И — уже в карете — докучные мысли — а любит ли она его по-прежнему? Ах да, разумеется, любит! Но никакая взаимная супружеская любовь, никакие ласки, никакое дружество не заменят ей... чего не заменят?.. Ах, чего-то более важного, более значимого... Чего же? Власти? Славы, быть может?.. Ах, нет, нет... Не заменят чего-то такого, в чём живут ум и сердце иначе, нежели в любви, иначе...
Но эта поездка — это был жест полнейшего отчаянья, это было глупо!..
Она поехала прямо к нему, вооружённая одною лишь этой своей новой определённостью. Она знала, что утрами он дома, работает. Лучше бы она прежде посоветовалась с мадам д’Онуа и Францем Матвеевичем!..
Приехала. Приказала доложить о себе. Тотчас явилась Марфа Ивановна и держалась с молодой герцогиней даже и подобострастно, показывая, однако, всем своим видом, что подобострастие это — одно лишь притворство во имя неких высших государственных интересов, интересов её супруга Андрея Ивановича. Марфа Ивановна села с гостьей в гостиной комнате и немедля послала слугу в кабинет — известить самого Андрея Ивановича. Заговорила о каких-то предстоящих балах и приёмах. Анне пришлось сделать вид, будто не изнывает от нетерпения, пришлось отвечать и даже самой что-то говорить о туалетах и каретах...
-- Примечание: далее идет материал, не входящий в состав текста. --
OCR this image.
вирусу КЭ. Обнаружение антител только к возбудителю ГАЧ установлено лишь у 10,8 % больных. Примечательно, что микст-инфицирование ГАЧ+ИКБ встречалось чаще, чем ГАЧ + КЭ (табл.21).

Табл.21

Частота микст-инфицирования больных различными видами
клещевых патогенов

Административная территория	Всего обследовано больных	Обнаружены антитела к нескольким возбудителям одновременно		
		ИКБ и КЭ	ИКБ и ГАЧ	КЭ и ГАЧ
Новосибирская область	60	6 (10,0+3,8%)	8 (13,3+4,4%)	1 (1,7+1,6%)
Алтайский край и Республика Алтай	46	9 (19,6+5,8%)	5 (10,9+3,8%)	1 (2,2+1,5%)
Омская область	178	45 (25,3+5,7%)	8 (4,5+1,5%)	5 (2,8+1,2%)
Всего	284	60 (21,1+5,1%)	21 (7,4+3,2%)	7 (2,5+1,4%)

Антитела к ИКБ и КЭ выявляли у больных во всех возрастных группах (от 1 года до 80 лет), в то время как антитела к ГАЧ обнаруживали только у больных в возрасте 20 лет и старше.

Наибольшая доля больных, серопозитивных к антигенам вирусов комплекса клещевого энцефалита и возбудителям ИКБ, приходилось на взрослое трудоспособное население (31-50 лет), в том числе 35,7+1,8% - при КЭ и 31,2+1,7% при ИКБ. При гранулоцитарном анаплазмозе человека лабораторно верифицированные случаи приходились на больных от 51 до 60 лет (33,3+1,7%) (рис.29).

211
Слуга явился и в поклоне застыл в дверях. Марфа Ивановна подошла к нему, будто встревоженная. Обменялись несколькими словами, затем слуга ушёл, а хозяйка воротилась к гостье.
— Андрей Иванович покорнейше просит прощения. Нынешним утром не может принять Вас, дражайшая. Увы, дела!..
Анна почувствовала, как лицо загорелось. И прежде случалось ей залиться румянцем — стыдливости ли, гнева... Но это не был румянец. Какой румянец! Это было истинное пламя! Щекам сделалось больно, словно от настоящего огня... И — едва слыша свои слова — произнесла:
— Я подожду!..
Пламя отступило. Теперь всё равно. Теперь она не уйдёт отсюда, не поговорив с ним. Даже глупость, начатую раз, следует довести до конца!.. Осмелятся ли выгнать её, выставить на улицу дочь государя, цесаревну всероссийскую?..
Марфа Ивановна посмотрела с некоторым испугом.
— Не желаете ли кофию откушать? Андрей Иванович рано изволит, а я, грешная...
— Да, желаю. Прикажите подать... — Собственный голос услышался Анне отрывистым, почти лающим, почти визгливым...
«Что же это?.. Я не могу понять... Что-то... Неужели впервые?.. Она ни разу не назвала меня «высочеством»!.. И она права!.. Она, выходит, права.